2015 Budget will highlight future under next Labour government

BASSETERRE, ST. KITTS, DECEMBER 8TH 2014 (CUOPM) – Prime Minister the Right Hon. Dr. Denzil L. Douglas says the 2015 Budget to be presented in the National Assembly on Tuesday is not only about spending and raising money in 2015, but will highlight the vision for future development for St. Kitts and Nevis under the next Labour Administration.
“And so this Budget is a special budget,” Prime Minister Douglas told hundreds of supporters at a public meeting in the Central Basseterre constituency on Sunday night.

“I want to make it absolutely clear that you will never ever have a budget of its kind in our future, because it comes at a time when St. Kitts and Nevis has finally turned the corner from what had been a very serious continuing recession created by global conditions and now going to be in a brighter future,” he said.
He said nationals and residents will be able to appreciate how it is going to be done based on what Government is presently doing and what it intends to do in the future.
Prime Minister Douglas, who is also the National Political Leader of the ruling St. Kitts-Nevis Labour Party said the 2015 Budget will continue to ensure that there is money in the pockets of the ordinary man and woman in St. Kitts and Nevis.
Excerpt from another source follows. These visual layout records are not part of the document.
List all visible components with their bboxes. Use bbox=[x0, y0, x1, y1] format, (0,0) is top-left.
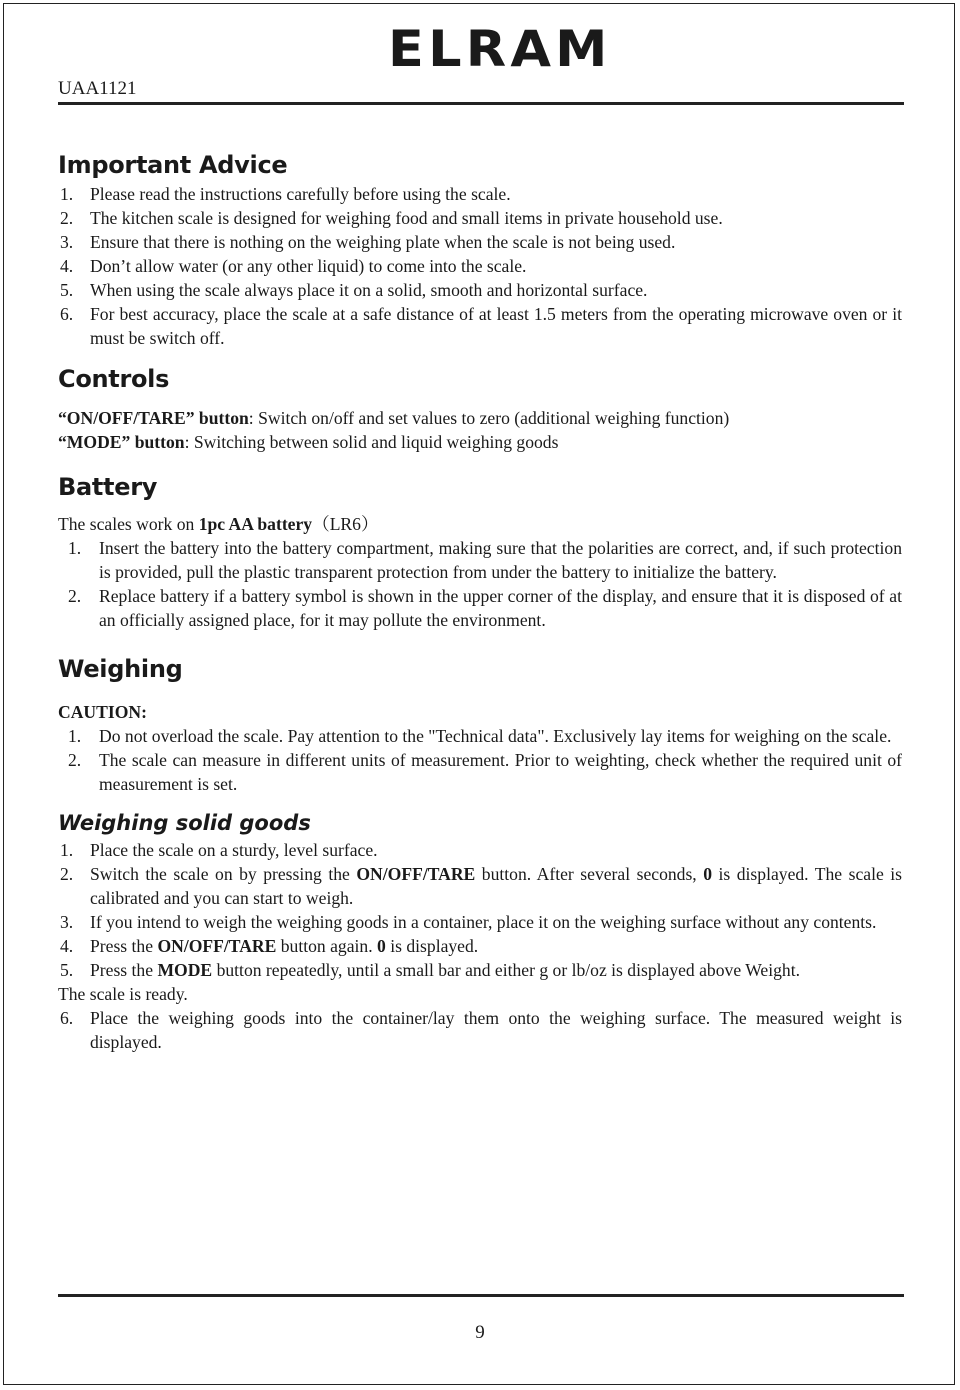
battery-list bbox=[58, 536, 902, 632]
section-title: Battery bbox=[58, 473, 158, 501]
mode-button-label: “MODE” button bbox=[58, 432, 185, 452]
header-rule bbox=[58, 102, 904, 105]
scale-ready-text: The scale is ready. bbox=[58, 984, 188, 1004]
subsection-title: Weighing solid goods bbox=[58, 811, 311, 835]
weighing-solid-section bbox=[58, 808, 902, 1054]
list-item: 1. Please read the instructions carefully before using the scale. bbox=[60, 184, 511, 204]
battery-section bbox=[58, 470, 902, 632]
list-item: 1. Do not overload the scale. Pay attention to the "Technical data". Exclusively lay items for weighing on the scale. bbox=[68, 726, 892, 746]
list-item: 4. Press the ON/OFF/TARE button again. 0 is displayed. bbox=[60, 936, 479, 956]
model-number: UAA1121 bbox=[58, 78, 137, 99]
section-title: Controls bbox=[58, 365, 170, 393]
solid-steps-list bbox=[58, 838, 902, 982]
document-body bbox=[58, 148, 902, 1054]
list-item: 5. Press the MODE button repeatedly, until a small bar and either g or lb/oz is displayed above Weight. bbox=[60, 960, 800, 980]
list-item: 2. The scale can measure in different units of measurement. Prior to weighting, check whether the required unit of measurement is set. bbox=[68, 750, 902, 794]
list-item: 6. For best accuracy, place the scale at a safe distance of at least 1.5 meters from the operating microwave oven or it must be switch off. bbox=[60, 304, 902, 348]
footer-rule bbox=[58, 1294, 904, 1297]
list-item: 5. When using the scale always place it on a solid, smooth and horizontal surface. bbox=[60, 280, 648, 300]
page-header bbox=[58, 20, 904, 104]
section-title: Weighing bbox=[58, 655, 183, 683]
page-number: 9 bbox=[475, 1322, 485, 1343]
section-title: Important Advice bbox=[58, 151, 288, 179]
onoff-button-label: “ON/OFF/TARE” button bbox=[58, 408, 249, 428]
list-item: 1. Place the scale on a sturdy, level surface. bbox=[60, 840, 378, 860]
control-onoff-description: “ON/OFF/TARE” button: Switch on/off and set values to zero (additional weighing function) bbox=[58, 408, 730, 428]
list-item: 6. Place the weighing goods into the container/lay them onto the weighing surface. The measured weight is displayed. bbox=[60, 1008, 902, 1052]
advice-list bbox=[58, 182, 902, 350]
solid-steps-list-continued bbox=[58, 1006, 902, 1054]
list-item: 2. The kitchen scale is designed for weighing food and small items in private household use. bbox=[60, 208, 723, 228]
list-item: 1. Insert the battery into the battery compartment, making sure that the polarities are correct, and, if such protection is provided, pull the plastic transparent protection from under the battery to initialize the battery. bbox=[68, 538, 902, 582]
list-item: 4. Don’t allow water (or any other liquid) to come into the scale. bbox=[60, 256, 527, 276]
brand-logo: ELRAM bbox=[388, 20, 612, 78]
weighing-section bbox=[58, 652, 902, 796]
important-advice-section bbox=[58, 148, 902, 350]
list-item: 3. Ensure that there is nothing on the weighing plate when the scale is not being used. bbox=[60, 232, 676, 252]
controls-section bbox=[58, 362, 902, 454]
list-item: 3. If you intend to weigh the weighing goods in a container, place it on the weighing surface without any contents. bbox=[60, 912, 877, 932]
list-item: 2. Switch the scale on by pressing the ON/OFF/TARE button. After several seconds, 0 is displayed. The scale is calibrated and you can start to weigh. bbox=[60, 864, 903, 908]
caution-list bbox=[58, 724, 902, 796]
control-mode-description: “MODE” button: Switching between solid and liquid weighing goods bbox=[58, 432, 559, 452]
caution-label: CAUTION: bbox=[58, 702, 147, 722]
battery-intro: The scales work on 1pc AA battery（LR6） bbox=[58, 514, 379, 534]
list-item: 2. Replace battery if a battery symbol is shown in the upper corner of the display, and ensure that it is disposed of at an officially assigned place, for it may pollute the environment. bbox=[68, 586, 902, 630]
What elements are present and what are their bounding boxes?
“For three years we made serious adjustments to the economy. The fiscal situation was very challenging with continuing deficits year after year, but today we no longer have a government whose accounts are in the red, but it is now in the black and getting blacker and blacker every single day,” he told supporters.
Government action he pointed out has resulted in the reduction in the national debt which continues on a downward trajectory.

Dr. Douglas, who is also Minister of Finance noted recent remarks by the Governor of the Eastern Caribbean Central Bank (ECCB), Sir K. Dwight Venner that St. Kitts and Nevis continues to be number 1 in terms of economic development in the entire Eastern Caribbean Currency Union (ECCU).
“We had a debt of almost 200% of GDP and it is now down to less than 90% and you will hear that it is almost maybe down to 80% on Tuesday when I present the budget to our people,” said the Prime Minister.
Reiterating that the National Debt has been significantly reduced, Prime Minister Douglas pointed out that it means there will be greater capacity to spend more money in a targeted way to the benefit of the people of St. Kitts and Nevis.

“That is why when it became obvious that we can afford to revisit our situation especially with electricity, we asked that the arrears which were there from 2011 be completely wiped off so that people would have more money in their pockets to spend rather than paying it on arrears which they owed,” he said.
“We wanted to make sure that our people’s spending power would increase as a financial situation of our country also improved and so we decided that it was important to revisit the level of our minimum wage moving it from EC$320 per week where it was the time, the highest in the Caribbean region, but increased further to EC$360 per week to ensure that our people would benefit from all of the gains that we have made after several years of tightening our belts,” Dr. Douglas said.

He used the opportunity to point out that his Labour government also increased the salaries of civil servants with a 10 percent increase spread over a three-year period.
“In January 2015, our public servants will again get another increase in their wages and salaries, because Labour has said that as the economy of the country continues to improve, it must be to the benefit of the people of St. Kitts and Nevis in particular,” said Prime Minister Douglas, who added that the Cabinet was meeting on Monday to decide on a Special Bonus for civil servants this Christmas.
“We intend to make sure that as things continue to improve in this country, we shall deliver to the people of St. Kitts and Nevis. We shall therefore make sure that whenever there is a benefit as a result of the improvement in the economy, the people must benefit from the financial gains,” he said.